Alex Kantorowicz Buck

Universidade Estadual Paulista “Julio de Mesquita Filho” - UNESP alexbuck16@gmail.com

Resumo 

Acreditando na potência do encontro interdisciplinar, o presente trabalho problematiza a escuta musical no Brasil atual apoiando-se em duas pesquisas recentes que compartilham do mesmo objeto de estudo, a saber, os efeitos da alimentação de produtos industrializados e a consequente pandemia de obesidade. O documentário brasileiro ‘Muito Além do Peso’ e o livro ‘Salt, Fat, Sugar:  How de Giants of Food Hooked Us’  tratam da impotência da sociedade  - em escalas macro (políticas governamentais) e micro (orientação familiar) – no enfrentamento as ações das grandes corporações do segmento alimentício que manipulam as taxas de sal, açúcar e gordura dos alimentos (processo denominado ‘otimização’) como estratégia de sedução, captura e manutenção de consumidores.[pic 1]
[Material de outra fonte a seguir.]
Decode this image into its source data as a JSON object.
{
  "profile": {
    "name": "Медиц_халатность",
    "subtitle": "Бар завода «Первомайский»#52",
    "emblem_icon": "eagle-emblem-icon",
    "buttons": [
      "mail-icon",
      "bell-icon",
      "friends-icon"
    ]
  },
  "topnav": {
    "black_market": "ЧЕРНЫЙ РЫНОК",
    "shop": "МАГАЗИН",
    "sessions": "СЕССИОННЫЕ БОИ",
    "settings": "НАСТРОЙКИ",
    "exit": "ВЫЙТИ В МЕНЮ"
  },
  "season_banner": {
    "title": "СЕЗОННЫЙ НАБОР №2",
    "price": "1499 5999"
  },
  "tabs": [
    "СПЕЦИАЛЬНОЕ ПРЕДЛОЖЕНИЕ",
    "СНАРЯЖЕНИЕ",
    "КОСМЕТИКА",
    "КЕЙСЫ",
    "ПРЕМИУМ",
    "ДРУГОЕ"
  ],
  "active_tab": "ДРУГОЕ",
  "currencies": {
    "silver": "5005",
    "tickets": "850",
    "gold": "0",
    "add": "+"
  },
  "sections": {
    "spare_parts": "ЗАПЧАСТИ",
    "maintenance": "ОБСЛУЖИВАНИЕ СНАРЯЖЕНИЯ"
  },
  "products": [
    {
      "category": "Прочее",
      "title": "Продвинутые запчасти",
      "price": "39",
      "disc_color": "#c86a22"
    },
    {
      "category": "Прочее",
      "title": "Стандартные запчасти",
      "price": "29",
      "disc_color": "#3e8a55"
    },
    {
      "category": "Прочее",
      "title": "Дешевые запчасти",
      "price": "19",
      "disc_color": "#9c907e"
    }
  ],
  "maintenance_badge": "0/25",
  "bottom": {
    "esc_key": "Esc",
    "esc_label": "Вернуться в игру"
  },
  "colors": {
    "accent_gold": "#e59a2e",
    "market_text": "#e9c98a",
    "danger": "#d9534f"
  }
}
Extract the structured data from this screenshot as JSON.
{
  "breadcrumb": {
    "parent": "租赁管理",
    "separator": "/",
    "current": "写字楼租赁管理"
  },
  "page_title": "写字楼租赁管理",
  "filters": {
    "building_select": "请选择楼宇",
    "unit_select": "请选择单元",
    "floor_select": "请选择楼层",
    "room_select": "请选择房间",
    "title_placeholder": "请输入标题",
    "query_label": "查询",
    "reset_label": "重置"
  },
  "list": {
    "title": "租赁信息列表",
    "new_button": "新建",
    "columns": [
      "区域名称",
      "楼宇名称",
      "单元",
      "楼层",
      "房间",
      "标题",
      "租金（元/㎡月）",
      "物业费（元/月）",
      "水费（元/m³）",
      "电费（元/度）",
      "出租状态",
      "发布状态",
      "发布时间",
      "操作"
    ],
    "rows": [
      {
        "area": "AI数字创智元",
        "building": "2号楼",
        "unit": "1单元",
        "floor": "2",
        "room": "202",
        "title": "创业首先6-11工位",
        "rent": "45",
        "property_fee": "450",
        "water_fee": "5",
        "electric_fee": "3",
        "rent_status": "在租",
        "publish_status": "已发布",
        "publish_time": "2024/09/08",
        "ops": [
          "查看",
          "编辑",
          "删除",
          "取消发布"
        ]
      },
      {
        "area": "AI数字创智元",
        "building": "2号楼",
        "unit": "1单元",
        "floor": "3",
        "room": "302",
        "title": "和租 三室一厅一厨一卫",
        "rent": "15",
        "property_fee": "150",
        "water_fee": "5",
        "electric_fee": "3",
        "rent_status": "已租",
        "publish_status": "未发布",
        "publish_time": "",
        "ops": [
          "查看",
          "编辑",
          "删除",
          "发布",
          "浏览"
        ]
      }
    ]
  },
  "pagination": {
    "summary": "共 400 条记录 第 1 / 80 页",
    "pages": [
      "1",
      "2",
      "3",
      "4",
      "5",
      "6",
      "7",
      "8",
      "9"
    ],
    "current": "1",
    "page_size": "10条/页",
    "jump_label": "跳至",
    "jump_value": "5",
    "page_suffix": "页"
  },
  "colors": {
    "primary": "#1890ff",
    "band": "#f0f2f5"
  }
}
A questão principal deste trabalho se faz a partir da observação de que um hit1 musical é elaborado com a mesma finalidade com que são sintetizados os alimentos industrializados: existe uma intenção comercial evidente, a de se efetuar e “contaminar” o maior número de pessoas. Em música, o sal, a gordura e o açúcar parecem ser substituídos por padrões tonais simples, métricas binárias, pulsos regulares, discursos curtos, letras fáceis de se decorar e compreender.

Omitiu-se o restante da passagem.